Tren ROE, termasuk yang dihitung dari jumlah nominal laba bersih dengan menghilangkan
pengaruh manipulasi akuntansi yang ditunjukkan sebelumnya. Hal ini menunjukkan bahwa ROE yang
dimanipulasi adalah 8,10 persen untuk tahun 1942 dan 8,39 persen untuk tahun 1943, sedangkan
ROE yang sebenarnya (setelah penghapusan manipulasi) adalah 4,12 dan 2,35 persen
masing-masing untuk tahun 1942 dan 1943.
3. Kesimpulan
Menghadapi kesulitan ekstrim dalam mengoperasikan bisnisnya karena perluasan zona
perang aktif ke daerah sekitar Mikronesia, SSDC selanjutnya perlu mengamankan jumlah pendapatan
bersih yang diperlukan untuk menyediakan tingkat pembayaran dividen yang berkelanjutan dan
melakukannya dengan memanipulasi angka akuntansi . Dengan cara ini, perusahaan menanggapi
para pemegang saham tuntutan pembayaran dividen. Manipulasi termasuk penangguhan biaya umum
kantor Tokyo sebagai biaya persiapan untuk Proyek Konstruksi Selatan, perubahan dalam perlakuan
akuntansi untuk ketentuan pajak perusahaan dari penentuan pendapatan menjadi item alokasi
pendapatan, pengakuan keuntungan apresiasi saham dan properti lainnya, dan penggunaan akrual
akuntansi yang berlebihan dan pengurangan yang disengaja dari beberapa biaya penting, seperti
depresiasi. Akibatnya, SSDC, bahkan dengan sebagian besar pendapatannya sekarang berasal dari
kompensasi ekonomi yang diberikan oleh Angkatan Laut, terus membagikan dividen kepada
pemegang sahamnya hingga penutupannya pada tahun 1945 ketika perang berakhir dengan Jepang.
Hingga tahun 1942, informasi akuntansi tentang kinerja segmen bisnis gula, mineral fosfat,
dan alkohol memainkan peran integral dalam menyelesaikan masalah SSDC dalam menyeimbangkan
tuntutan mengejar keuntungan sebagai entitas swasta dan menanggapi kepentingan nasional sebagai
perusahaan khusus. . Namun, ketika kerusakan dari perang semakin parah, SSDC mulai
memanipulasi jumlah laba bersih untuk mempertahankan tingkat target pembayaran dividen dan
dengan demikian, memenuhi tuntutan pemegang saham dengan memodifikasi perlakuan akuntansi
mengenai pengeluaran, provisi, akrual dan keuntungan atas revaluasi aset.

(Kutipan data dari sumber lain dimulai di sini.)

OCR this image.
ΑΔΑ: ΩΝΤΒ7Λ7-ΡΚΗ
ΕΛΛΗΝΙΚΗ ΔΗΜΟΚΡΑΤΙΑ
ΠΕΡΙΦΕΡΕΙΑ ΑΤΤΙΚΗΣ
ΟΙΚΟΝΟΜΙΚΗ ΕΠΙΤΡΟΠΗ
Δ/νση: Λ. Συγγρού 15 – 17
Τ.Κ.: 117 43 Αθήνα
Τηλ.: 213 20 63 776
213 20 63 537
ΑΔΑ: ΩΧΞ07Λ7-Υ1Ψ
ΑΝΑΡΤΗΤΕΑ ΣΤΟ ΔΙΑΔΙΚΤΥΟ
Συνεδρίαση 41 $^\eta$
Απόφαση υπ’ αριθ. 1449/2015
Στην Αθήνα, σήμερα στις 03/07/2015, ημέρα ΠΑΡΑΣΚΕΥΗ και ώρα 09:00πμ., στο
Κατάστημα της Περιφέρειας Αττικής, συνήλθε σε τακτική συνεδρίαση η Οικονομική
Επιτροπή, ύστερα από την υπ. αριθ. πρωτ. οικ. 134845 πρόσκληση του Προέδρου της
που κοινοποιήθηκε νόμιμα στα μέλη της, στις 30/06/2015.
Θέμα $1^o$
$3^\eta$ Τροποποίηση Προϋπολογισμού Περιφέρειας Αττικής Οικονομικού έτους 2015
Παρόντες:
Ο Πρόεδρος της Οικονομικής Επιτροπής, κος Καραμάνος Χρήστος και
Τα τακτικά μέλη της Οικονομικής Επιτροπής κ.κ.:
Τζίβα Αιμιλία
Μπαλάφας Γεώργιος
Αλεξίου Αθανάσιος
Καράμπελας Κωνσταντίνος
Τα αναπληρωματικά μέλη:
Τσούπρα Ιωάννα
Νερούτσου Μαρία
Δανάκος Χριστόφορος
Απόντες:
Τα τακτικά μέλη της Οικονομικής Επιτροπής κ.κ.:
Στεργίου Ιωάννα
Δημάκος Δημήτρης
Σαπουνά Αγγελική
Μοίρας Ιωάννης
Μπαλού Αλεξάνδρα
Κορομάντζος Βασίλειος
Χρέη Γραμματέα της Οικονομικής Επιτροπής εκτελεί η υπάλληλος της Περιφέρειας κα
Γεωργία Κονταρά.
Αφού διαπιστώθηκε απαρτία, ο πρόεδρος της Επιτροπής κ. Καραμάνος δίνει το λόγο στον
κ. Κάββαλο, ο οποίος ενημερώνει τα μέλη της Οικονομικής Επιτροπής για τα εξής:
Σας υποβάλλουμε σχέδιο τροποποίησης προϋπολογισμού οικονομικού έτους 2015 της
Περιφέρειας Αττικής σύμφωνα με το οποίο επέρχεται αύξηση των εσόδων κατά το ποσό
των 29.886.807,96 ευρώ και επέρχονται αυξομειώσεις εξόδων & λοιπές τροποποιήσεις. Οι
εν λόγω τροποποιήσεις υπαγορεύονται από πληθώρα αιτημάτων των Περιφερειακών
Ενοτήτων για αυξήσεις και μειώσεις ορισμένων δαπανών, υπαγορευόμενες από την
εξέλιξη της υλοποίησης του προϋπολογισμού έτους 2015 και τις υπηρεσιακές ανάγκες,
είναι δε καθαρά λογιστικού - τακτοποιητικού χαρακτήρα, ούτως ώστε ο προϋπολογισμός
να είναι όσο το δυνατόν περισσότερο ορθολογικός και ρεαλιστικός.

Kasus SSDC memberikan bukti penting lebih lanjut tentang bagaimana informasi akuntansi
memainkan peran penting dalam menyelesaikan dilema yang dihadapi perusahaan khusus Jepang
dalam kondisi masa perang, meskipun jenis informasi yang digunakan berbeda-beda tergantung pada
waktu, ruang, dan kondisi di mana masing-masing perusahaan ditemukan. diri. Dalam kasus SSDC,
informasi tentang kinerja segmen digunakan untuk keputusan ekonomi terkait pemilihan pusat
produksi. Namun analisis menunjukkan bahwa ketika organisasi itu sendiri berada di ambang krisis, ia
cenderung mengintensifkan karakter manipulatif dari praktik akuntansinya.